Note that this source is totally incompatible with any thing that would cause perl to change the SIGCHLD handler. If SIGCHLD is changed, under some circumstances the module will recognize this circumstance, add a warning to the debug log, and continue operating. However, it is impossible to catch all possible situations.
my $src = Amanda::MainLoop::fd_source($fd, $G_IO_IN);
This source will issue an event whenever one of the given conditions
is true for the given file (a file handle or integer file descriptor).
The conditions are from Glib's GIOCondition, and are $G_IO_IN
,
G_IO_OUT
, $G_IO_PRI
, $G_IO_ERR
, $G_IO_HUP
, and
$G_IO_NVAL
. These constants are available with the import tag
:GIOCondition
.
Generally, when reading from a file descriptor, use
$G_IO_IN|$G_IO_HUP|$G_IO_ERR
to ensure that an EOF triggers an
event as well. Writing to a file descriptor can simply use
$G_IO_OUT|$G_IO_ERR
.
The callback attached to an FdSource should read from or write to the
underlying file descriptor before returning, or it will be called
again in the next iteration of the main loop, which can lead to
unexpected results. Do not use make_cb
here!
Event sources are often set up in groups, e.g., a long-term operation and a timeout. When this is the case, be careful that all sources are removed when the operation is complete. The easiest way to accomplish this is to include all sources in a lexical scope and remove them at the appropriate times:
{ my $op_src = long_operation_src(); my $timeout_src = Amanda::MainLoop::timeout_source($timeout);
sub finish { $op_src->remove(); $timeout_src->remove(); }
$op_src->set_callback(sub { print "Operation complete\n"; finish(); });
$timeout_src->set_callback(sub { print "Operation timed out\n"; finish(); }); }
Glib's main event loop is described in the Glib manual:
http://library.gnome.org/devel/glib/stable/glib-The-Main-Event-Loop.html.

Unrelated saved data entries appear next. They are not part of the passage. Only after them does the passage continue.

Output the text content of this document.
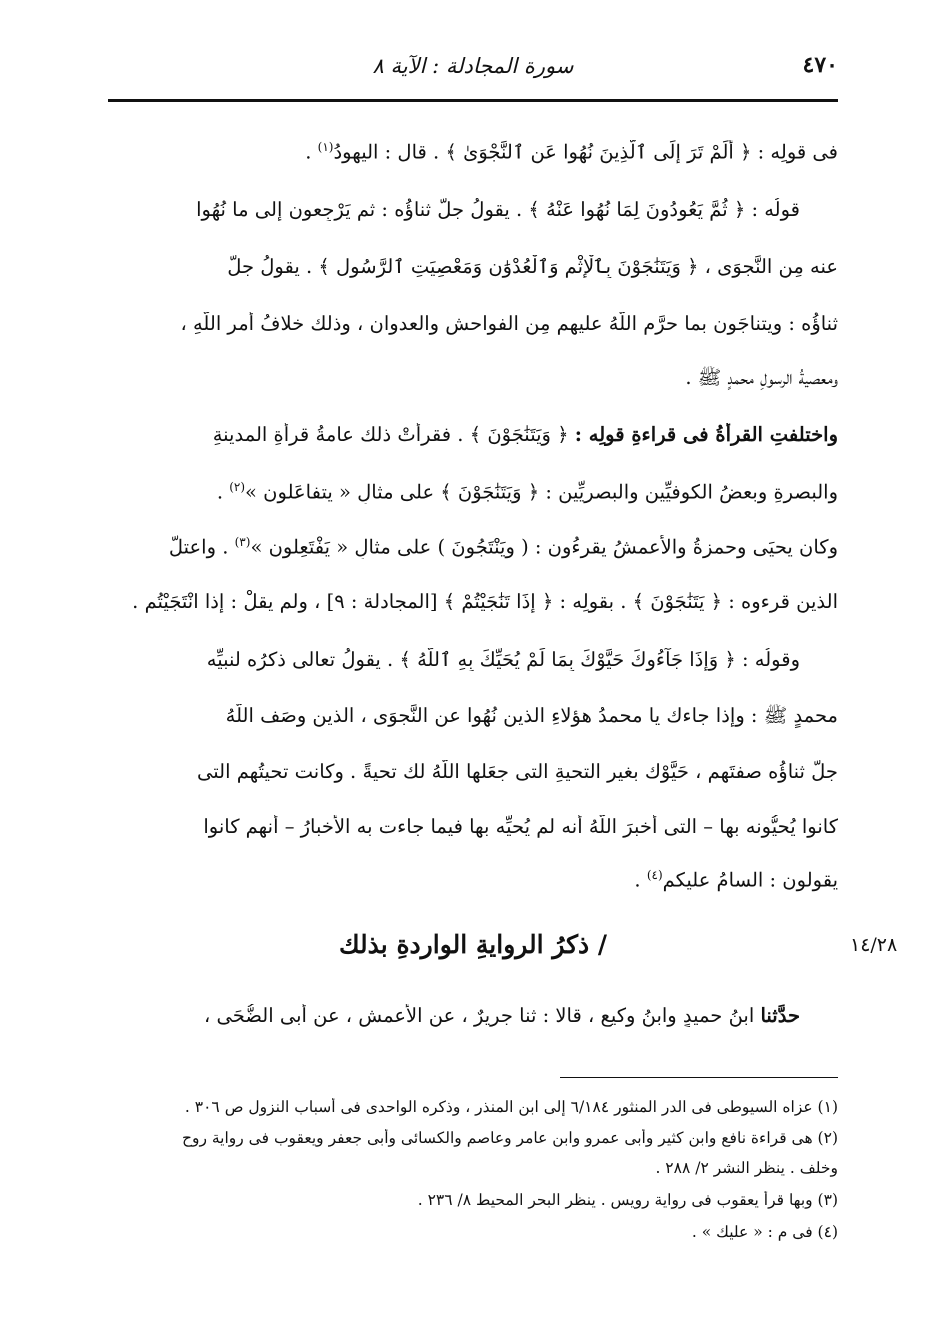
٤٧٠
سورة المجادلة : الآية ٨
فى قولِه : ﴿ أَلَمْ تَرَ إِلَى ٱلَّذِينَ نُهُوا عَنِ ٱلنَّجْوَىٰ ﴾ . قال : اليهودُ$^{(١)}$ .
قولُه : ﴿ ثُمَّ يَعُودُونَ لِمَا نُهُوا عَنْهُ ﴾ . يقولُ جلَّ ثناؤُه : ثم يَرْجِعون إلى ما نُهُوا
عنه مِن النَّجوَى ، ﴿ وَيَتَنَٰجَوْنَ بِٱلْإِثْمِ وَٱلْعُدْوَٰنِ وَمَعْصِيَتِ ٱلرَّسُولِ ﴾ . يقولُ جلَّ
ثناؤُه : ويتناجَون بما حرَّم اللَّهُ عليهم مِن الفواحشِ والعدوانِ ، وذلك خلافُ أمرِ اللَّهِ ،
ومعصيةُ الرسولِ محمدٍ ﷺ .
واختلفتِ القرأةُ فى قراءةِ قولِه : ﴿ وَيَتَنَٰجَوْنَ ﴾ . فقرأتْ ذلك عامةُ قرأةِ المدينةِ
والبصرةِ وبعضُ الكوفيِّين والبصريِّين : ﴿ وَيَتَنَٰجَوْنَ ﴾ على مثالِ « يتفاعَلون »$^{(٢)}$ .
وكان يحيَى وحمزةُ والأعمشُ يقرءُون : ( ويَنْتَجُونَ ) على مثالِ « يَفْتَعِلون »$^{(٣)}$ . واعتلّ
الذين قرءوه : ﴿ يَتَنَٰجَوْنَ ﴾ . بقولِه : ﴿ إِذَا تَنَٰجَيْتُمْ ﴾ [المجادلة : ٩] ، ولم يقلْ : إذا انْتَجَيْتُم .
وقولُه : ﴿ وَإِذَا جَآءُوكَ حَيَّوْكَ بِمَا لَمْ يُحَيِّكَ بِهِ ٱللَّهُ ﴾ . يقولُ تعالى ذكرُه لنبيِّه
محمدٍ ﷺ : وإذا جاءك يا محمدُ هؤلاءِ الذين نُهُوا عن النَّجوَى ، الذين وصَف اللَّهُ
جلّ ثناؤُه صفتَهم ، حَيَّوْك بغيرِ التحيةِ التى جعَلها اللَّهُ لك تحيةً . وكانت تحيتُهم التى
كانوا يُحيُّونه بها – التى أخبرَ اللَّهُ أنه لم يُحيِّه بها فيما جاءت به الأخبارُ – أنهم كانوا
يقولون : السامُ عليكم$^{(٤)}$ .
١٤/٢٨
/ ذكرُ الروايةِ الواردةِ بذلك
حدَّثنا ابنُ حميدٍ وابنُ وكيعٍ ، قالا : ثنا جريرٌ ، عن الأعمشِ ، عن أبى الضُّحَى ،
(١) عزاه السيوطى فى الدر المنثور ٦/١٨٤ إلى ابن المنذر ، وذكره الواحدى فى أسباب النزول ص ٣٠٦ .
(٢) هى قراءة نافع وابن كثير وأبى عمرو وابن عامر وعاصم والكسائى وأبى جعفر ويعقوب فى رواية روح
وخلف . ينظر النشر ٢/ ٢٨٨ .
(٣) وبها قرأ يعقوب فى رواية رويس . ينظر البحر المحيط ٨/ ٢٣٦ .
(٤) فى م : « عليك » .
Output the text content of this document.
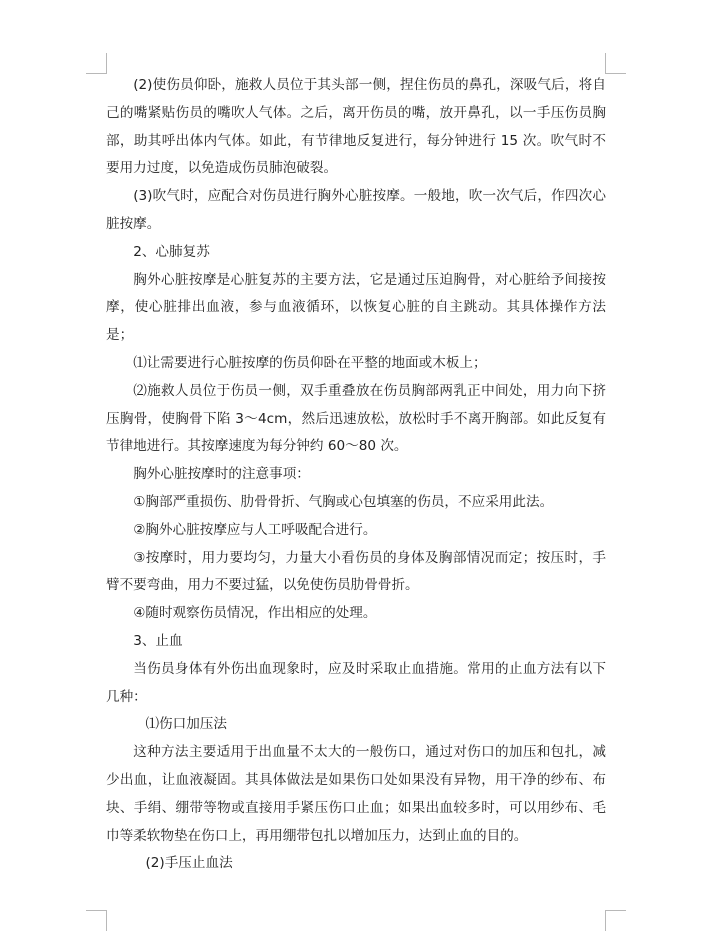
(2)使伤员仰卧，施救人员位于其头部一侧，捏住伤员的鼻孔，深吸气后，将自己的嘴紧贴伤员的嘴吹人气体。之后，离开伤员的嘴，放开鼻孔，以一手压伤员胸部，助其呼出体内气体。如此，有节律地反复进行，每分钟进行 15 次。吹气时不要用力过度，以免造成伤员肺泡破裂。

(3)吹气时，应配合对伤员进行胸外心脏按摩。一般地，吹一次气后，作四次心脏按摩。

2、心肺复苏

胸外心脏按摩是心脏复苏的主要方法，它是通过压迫胸骨，对心脏给予间接按摩，使心脏排出血液，参与血液循环，以恢复心脏的自主跳动。其具体操作方法是；

⑴让需要进行心脏按摩的伤员仰卧在平整的地面或木板上；

⑵施救人员位于伤员一侧，双手重叠放在伤员胸部两乳正中间处，用力向下挤压胸骨，使胸骨下陷 3～4cm，然后迅速放松，放松时手不离开胸部。如此反复有节律地进行。其按摩速度为每分钟约 60～80 次。

胸外心脏按摩时的注意事项：

①胸部严重损伤、肋骨骨折、气胸或心包填塞的伤员，不应采用此法。

②胸外心脏按摩应与人工呼吸配合进行。

③按摩时，用力要均匀，力量大小看伤员的身体及胸部情况而定；按压时，手臂不要弯曲，用力不要过猛，以免使伤员肋骨骨折。

④随时观察伤员情况，作出相应的处理。

3、止血

当伤员身体有外伤出血现象时，应及时采取止血措施。常用的止血方法有以下几种：

⑴伤口加压法

这种方法主要适用于出血量不太大的一般伤口，通过对伤口的加压和包扎，减少出血，让血液凝固。其具体做法是如果伤口处如果没有异物，用干净的纱布、布块、手绢、绷带等物或直接用手紧压伤口止血；如果出血较多时，可以用纱布、毛巾等柔软物垫在伤口上，再用绷带包扎以增加压力，达到止血的目的。

(2)手压止血法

Note that Amanda depends only on the functionality available in
Glib-2.2.0, so many functions described in that document are not
available in Amanda. This module provides a much-simplified interface
to the glib library, and is not intended as a generic wrapper for it:
Amanda's perl-accessible main loop only runs a single GMainContext
,
and always runs in the main thread; and (aside from idle sources),
event priorities are not accessible from Perl.
This page was automatically generated Tue Feb 21 19:14:01 2012 from the Amanda source tree, and documents the most recent development version of Amanda. For documentation specific to the version of Amanda on your system, use the 'perldoc' command.